Ahora que estamos en plena época de Carnavales, me viene a la mente, de forma irremediable, el recuerdo de cómo conocí a Casandra. Aún hoy se me hace bastante doloroso el exponer tales fragmentos de memoria. No obstante, y con motivo de un justo exorcismo de mis demonios, haré un esfuerzo:
Este era el cuadro: yo disfrazado de soldado árabe, con todos los complementos necesarios tales como mi turbante, mi espada con forma de luna, los anillos con grandes piedras de colores aprisionando mis dedos, los ropajes anchos de colores verdes y azulados. Me encontraba en medio de decenas de personas que se agolpaban en bailes sensuales al son de la música superficial de aquellos tres ridículos cantantes, vestidos como camareros y con coreografías bastante simplonas. La música era un murmullo para mis oídos, todas esas personas eran caras desconocidas, todas esas chicas eran oasis inalcanzables de mi particular desierto interno. Nunca nadie se sintió tan solo estando tan acompañado. Pocas personas me podrán comprender.
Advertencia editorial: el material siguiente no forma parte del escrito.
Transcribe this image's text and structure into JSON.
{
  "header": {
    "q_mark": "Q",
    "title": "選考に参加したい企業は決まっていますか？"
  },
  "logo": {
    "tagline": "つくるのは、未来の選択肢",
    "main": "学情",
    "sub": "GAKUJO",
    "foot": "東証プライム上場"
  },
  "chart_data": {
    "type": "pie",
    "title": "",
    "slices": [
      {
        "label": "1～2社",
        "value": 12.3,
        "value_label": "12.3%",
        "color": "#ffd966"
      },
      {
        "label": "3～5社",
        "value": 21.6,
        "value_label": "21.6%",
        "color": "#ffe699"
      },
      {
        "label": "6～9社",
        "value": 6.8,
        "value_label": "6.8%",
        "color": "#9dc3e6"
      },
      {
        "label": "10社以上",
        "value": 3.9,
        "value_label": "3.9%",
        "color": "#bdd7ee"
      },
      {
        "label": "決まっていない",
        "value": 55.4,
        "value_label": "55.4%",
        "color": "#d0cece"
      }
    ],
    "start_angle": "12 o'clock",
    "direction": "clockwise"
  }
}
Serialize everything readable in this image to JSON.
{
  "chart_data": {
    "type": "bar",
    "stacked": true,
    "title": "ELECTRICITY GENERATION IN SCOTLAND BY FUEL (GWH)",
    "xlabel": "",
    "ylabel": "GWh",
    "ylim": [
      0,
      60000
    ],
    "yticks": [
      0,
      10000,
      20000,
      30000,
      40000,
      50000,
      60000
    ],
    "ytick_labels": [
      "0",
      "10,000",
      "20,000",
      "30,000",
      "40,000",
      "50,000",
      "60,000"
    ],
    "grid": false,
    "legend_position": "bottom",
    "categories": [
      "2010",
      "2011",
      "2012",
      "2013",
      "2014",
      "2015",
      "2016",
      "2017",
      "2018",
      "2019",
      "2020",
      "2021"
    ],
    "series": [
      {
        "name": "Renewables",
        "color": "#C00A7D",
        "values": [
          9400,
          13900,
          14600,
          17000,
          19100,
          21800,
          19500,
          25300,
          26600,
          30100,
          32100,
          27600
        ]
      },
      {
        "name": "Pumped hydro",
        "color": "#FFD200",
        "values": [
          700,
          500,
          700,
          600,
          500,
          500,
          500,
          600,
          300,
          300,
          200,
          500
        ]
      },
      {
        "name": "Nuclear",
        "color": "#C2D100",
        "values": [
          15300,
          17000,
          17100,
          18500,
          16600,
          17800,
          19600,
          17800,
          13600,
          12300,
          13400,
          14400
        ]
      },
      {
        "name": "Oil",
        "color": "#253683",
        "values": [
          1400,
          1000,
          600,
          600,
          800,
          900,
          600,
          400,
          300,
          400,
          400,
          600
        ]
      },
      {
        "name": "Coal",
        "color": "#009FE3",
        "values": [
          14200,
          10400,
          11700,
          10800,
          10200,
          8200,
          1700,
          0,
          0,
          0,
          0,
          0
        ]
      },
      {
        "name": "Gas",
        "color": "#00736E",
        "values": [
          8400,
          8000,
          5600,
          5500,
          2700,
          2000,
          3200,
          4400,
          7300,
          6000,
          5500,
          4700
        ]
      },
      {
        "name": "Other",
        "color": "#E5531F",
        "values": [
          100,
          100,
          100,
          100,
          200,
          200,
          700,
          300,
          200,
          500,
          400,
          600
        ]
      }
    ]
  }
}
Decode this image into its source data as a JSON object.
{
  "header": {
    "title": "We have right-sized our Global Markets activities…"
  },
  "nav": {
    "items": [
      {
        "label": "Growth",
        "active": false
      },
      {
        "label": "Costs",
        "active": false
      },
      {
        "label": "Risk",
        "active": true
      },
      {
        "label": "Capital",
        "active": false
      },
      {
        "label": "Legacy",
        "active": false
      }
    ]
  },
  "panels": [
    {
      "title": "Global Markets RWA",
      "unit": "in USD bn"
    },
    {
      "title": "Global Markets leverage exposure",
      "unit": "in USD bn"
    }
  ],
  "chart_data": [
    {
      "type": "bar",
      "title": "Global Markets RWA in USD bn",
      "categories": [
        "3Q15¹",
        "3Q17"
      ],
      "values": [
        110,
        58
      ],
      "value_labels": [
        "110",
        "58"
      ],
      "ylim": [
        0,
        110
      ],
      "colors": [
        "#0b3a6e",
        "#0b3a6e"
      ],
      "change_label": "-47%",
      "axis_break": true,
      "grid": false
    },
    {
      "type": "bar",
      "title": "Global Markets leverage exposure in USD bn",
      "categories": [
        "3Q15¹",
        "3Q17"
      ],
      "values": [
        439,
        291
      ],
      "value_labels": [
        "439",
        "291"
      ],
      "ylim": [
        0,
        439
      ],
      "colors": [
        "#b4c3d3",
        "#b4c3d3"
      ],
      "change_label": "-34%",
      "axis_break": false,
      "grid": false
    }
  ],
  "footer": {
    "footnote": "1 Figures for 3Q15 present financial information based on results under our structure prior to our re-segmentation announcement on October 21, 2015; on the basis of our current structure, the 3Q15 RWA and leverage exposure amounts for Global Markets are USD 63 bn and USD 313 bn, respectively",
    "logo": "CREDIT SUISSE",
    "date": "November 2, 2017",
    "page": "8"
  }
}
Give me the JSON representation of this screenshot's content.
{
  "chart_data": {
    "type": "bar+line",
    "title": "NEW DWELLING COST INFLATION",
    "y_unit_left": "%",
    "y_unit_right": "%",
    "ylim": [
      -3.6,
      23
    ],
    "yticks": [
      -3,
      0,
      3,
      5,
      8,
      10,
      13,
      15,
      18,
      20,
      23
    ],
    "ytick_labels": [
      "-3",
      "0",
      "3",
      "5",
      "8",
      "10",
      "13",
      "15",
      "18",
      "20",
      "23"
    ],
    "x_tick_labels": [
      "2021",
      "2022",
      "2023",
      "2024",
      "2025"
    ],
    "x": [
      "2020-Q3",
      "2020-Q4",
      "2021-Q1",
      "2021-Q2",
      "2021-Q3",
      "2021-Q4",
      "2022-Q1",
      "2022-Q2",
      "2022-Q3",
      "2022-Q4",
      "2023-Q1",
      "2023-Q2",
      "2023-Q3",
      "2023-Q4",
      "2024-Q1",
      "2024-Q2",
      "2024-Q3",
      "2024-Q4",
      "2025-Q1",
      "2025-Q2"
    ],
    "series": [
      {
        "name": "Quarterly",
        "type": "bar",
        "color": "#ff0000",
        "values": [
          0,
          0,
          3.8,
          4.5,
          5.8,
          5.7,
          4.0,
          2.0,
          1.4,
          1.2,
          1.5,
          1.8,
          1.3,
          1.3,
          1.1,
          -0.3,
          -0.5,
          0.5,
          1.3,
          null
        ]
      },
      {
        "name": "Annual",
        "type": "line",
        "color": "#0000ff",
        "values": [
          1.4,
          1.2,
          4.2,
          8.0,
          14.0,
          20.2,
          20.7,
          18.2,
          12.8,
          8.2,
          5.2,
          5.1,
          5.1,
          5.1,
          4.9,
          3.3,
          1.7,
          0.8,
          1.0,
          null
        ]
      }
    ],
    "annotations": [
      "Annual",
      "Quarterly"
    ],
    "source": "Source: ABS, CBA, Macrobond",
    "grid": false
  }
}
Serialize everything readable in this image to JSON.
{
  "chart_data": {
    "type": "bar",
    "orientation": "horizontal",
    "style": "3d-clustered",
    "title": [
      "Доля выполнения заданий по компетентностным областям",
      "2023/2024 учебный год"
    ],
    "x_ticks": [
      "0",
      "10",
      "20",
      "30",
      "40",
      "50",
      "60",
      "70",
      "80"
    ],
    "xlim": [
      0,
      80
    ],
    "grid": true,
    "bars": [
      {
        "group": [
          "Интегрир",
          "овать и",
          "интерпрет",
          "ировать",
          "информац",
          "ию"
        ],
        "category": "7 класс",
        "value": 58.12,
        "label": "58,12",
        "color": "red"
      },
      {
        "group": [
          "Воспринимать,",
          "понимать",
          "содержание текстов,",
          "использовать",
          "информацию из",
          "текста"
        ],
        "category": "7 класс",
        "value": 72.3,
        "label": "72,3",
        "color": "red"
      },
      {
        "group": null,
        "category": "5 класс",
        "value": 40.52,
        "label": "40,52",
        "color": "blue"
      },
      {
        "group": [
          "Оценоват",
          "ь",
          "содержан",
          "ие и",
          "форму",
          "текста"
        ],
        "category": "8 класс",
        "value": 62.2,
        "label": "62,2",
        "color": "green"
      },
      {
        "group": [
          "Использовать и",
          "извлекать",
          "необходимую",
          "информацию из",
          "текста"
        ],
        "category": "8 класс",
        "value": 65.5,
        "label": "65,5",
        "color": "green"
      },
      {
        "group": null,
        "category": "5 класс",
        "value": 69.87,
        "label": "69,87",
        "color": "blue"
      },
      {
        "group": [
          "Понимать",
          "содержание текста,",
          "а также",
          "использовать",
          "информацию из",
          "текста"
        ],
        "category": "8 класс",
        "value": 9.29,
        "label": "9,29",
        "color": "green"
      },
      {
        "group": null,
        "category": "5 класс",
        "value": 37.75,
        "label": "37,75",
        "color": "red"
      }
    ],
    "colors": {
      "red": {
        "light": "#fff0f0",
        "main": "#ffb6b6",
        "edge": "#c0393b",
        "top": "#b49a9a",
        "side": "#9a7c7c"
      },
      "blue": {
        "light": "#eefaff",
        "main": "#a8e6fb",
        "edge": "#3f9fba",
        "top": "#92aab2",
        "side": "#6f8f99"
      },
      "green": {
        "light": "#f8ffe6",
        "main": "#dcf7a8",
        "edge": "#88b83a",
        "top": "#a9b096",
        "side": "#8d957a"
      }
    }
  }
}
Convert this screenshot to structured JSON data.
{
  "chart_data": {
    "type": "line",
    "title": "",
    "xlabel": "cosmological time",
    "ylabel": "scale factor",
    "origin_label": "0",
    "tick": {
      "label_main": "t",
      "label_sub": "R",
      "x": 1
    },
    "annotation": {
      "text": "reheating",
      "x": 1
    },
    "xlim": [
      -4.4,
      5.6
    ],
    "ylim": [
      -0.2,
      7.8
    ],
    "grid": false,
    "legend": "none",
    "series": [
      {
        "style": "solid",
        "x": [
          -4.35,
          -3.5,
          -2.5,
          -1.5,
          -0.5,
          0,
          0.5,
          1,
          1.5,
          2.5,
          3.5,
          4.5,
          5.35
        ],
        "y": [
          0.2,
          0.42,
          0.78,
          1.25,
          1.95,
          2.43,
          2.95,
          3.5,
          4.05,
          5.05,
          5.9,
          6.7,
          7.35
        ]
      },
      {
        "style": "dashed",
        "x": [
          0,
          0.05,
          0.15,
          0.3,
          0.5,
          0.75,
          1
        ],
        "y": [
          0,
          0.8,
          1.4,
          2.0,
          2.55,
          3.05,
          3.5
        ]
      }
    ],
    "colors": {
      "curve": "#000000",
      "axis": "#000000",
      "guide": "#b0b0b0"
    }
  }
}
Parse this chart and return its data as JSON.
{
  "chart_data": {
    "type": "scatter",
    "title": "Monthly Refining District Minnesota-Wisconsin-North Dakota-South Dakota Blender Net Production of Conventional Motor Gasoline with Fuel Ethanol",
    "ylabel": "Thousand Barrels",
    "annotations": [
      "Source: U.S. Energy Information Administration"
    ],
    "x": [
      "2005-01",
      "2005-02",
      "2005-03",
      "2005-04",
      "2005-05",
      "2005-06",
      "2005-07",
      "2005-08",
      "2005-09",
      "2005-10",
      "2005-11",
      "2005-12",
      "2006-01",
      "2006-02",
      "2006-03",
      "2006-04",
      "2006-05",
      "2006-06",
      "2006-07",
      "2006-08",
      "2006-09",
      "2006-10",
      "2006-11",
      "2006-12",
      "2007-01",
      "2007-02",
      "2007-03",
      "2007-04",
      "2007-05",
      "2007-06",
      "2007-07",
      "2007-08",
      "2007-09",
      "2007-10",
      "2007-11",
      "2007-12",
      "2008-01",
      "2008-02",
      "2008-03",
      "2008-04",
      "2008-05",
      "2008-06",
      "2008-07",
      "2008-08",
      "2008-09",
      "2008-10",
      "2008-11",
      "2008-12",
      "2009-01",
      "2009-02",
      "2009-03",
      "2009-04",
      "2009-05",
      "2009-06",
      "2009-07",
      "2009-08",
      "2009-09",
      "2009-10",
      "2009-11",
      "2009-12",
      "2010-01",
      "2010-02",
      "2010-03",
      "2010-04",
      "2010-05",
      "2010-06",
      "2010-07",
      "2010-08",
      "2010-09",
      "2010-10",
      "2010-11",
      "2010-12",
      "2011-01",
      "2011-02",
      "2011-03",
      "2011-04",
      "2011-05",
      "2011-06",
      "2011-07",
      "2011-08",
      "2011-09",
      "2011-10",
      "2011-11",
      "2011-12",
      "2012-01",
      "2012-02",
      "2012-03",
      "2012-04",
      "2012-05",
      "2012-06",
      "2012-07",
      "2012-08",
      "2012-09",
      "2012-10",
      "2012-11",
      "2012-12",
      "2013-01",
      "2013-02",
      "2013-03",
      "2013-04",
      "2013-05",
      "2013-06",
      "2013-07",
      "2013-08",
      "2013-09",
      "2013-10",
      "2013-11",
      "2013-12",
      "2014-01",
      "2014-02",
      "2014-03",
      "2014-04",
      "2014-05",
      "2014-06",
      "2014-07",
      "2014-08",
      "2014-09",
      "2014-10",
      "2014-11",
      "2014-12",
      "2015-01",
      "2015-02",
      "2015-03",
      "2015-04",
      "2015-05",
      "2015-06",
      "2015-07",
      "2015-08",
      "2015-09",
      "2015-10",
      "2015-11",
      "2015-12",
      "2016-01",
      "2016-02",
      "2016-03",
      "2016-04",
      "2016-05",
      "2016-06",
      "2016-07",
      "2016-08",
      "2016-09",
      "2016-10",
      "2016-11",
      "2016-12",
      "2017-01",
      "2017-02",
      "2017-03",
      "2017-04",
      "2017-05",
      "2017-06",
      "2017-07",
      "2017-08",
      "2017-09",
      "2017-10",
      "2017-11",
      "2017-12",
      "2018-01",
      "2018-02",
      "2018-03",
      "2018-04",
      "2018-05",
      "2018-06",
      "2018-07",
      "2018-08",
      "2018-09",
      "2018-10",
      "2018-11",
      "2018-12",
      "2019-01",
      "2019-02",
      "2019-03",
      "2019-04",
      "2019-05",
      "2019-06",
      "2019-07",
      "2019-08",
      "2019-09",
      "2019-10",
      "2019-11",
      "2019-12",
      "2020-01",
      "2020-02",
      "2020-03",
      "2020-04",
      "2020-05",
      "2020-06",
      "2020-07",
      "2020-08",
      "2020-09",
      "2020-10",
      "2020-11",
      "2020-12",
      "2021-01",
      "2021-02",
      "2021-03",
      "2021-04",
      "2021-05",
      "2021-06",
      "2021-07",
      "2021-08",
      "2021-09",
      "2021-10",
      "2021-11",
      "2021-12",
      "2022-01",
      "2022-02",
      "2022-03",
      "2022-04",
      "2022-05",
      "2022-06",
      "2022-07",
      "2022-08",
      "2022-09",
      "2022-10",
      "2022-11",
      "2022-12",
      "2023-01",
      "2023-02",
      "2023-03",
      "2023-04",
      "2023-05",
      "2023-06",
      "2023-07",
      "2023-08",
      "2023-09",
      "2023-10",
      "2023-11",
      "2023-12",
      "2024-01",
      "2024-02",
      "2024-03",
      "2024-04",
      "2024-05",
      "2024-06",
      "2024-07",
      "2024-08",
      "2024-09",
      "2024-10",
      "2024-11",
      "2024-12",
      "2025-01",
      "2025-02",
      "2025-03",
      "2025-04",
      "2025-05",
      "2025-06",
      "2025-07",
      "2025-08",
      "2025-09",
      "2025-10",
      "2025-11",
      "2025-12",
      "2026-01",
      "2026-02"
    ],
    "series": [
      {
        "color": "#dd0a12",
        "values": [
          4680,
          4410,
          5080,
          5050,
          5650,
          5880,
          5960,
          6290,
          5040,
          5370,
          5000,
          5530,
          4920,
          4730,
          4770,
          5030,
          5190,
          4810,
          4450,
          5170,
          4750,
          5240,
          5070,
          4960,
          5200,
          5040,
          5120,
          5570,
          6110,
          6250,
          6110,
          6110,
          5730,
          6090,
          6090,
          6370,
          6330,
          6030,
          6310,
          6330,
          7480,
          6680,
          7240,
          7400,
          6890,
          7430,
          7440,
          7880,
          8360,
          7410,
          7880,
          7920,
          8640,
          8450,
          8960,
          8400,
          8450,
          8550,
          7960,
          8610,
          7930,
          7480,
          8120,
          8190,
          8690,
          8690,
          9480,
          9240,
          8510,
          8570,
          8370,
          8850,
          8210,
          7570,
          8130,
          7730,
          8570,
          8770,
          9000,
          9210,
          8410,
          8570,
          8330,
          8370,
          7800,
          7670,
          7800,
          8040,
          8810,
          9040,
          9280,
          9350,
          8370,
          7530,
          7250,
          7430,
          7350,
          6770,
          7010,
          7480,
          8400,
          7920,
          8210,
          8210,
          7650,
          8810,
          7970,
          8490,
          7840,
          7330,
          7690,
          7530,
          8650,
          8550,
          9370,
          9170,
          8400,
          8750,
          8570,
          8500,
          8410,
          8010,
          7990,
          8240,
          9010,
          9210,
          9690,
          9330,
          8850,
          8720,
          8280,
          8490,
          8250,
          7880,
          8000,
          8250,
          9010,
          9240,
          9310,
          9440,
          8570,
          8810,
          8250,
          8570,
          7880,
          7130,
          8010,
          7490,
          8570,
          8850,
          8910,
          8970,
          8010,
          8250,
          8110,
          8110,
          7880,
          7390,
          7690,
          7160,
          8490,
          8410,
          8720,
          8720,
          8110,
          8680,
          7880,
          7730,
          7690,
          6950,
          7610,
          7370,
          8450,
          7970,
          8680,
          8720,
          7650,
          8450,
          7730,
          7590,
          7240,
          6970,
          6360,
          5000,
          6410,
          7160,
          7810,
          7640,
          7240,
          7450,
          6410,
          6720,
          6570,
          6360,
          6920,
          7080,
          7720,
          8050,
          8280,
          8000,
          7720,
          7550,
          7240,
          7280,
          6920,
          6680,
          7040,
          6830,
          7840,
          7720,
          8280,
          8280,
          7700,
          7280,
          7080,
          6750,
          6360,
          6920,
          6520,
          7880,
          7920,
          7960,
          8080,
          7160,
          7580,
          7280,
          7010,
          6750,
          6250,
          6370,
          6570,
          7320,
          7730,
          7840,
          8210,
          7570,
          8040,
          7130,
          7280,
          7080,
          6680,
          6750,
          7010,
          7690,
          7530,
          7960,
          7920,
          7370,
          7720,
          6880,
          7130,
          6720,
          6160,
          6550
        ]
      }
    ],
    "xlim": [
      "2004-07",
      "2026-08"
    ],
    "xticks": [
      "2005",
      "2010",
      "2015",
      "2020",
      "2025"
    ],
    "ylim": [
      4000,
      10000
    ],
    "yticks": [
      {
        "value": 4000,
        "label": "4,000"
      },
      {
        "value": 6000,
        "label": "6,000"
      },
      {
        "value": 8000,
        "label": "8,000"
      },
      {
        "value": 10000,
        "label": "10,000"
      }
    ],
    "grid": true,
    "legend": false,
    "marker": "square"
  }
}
Eran los carnavales de hace cinco años y se suponía que debía de estar feliz, debía pasármelo en grande. Salí de aquel cúmulo de gente “feliz” y me perdí por los callejones anexos, lugar de adolescentes borrachos e irremediable cementerio de botellas vacías. Entré en la plaza, donde no había nadie, un lugar virgen que no había sido arrasado por los vómitos ni por los charcos de cerveza. Sus ojos se posaron rápidamente sobre los míos. Casualmente estaba vestida como una hermosa doncella árabe. Su pelo mágicamente negro contrastaba con el rosado claro de su velo y el resto de su disfraz. Su cara era dulce, al igual que su sonrisa, algo que no contemplaría hasta minutos después, ya que en ese instante sus enormes ojos azules respiraban tristeza.
- Cinco más como tú y ya tengo mi harén.- Le dije, sentándome a su lado.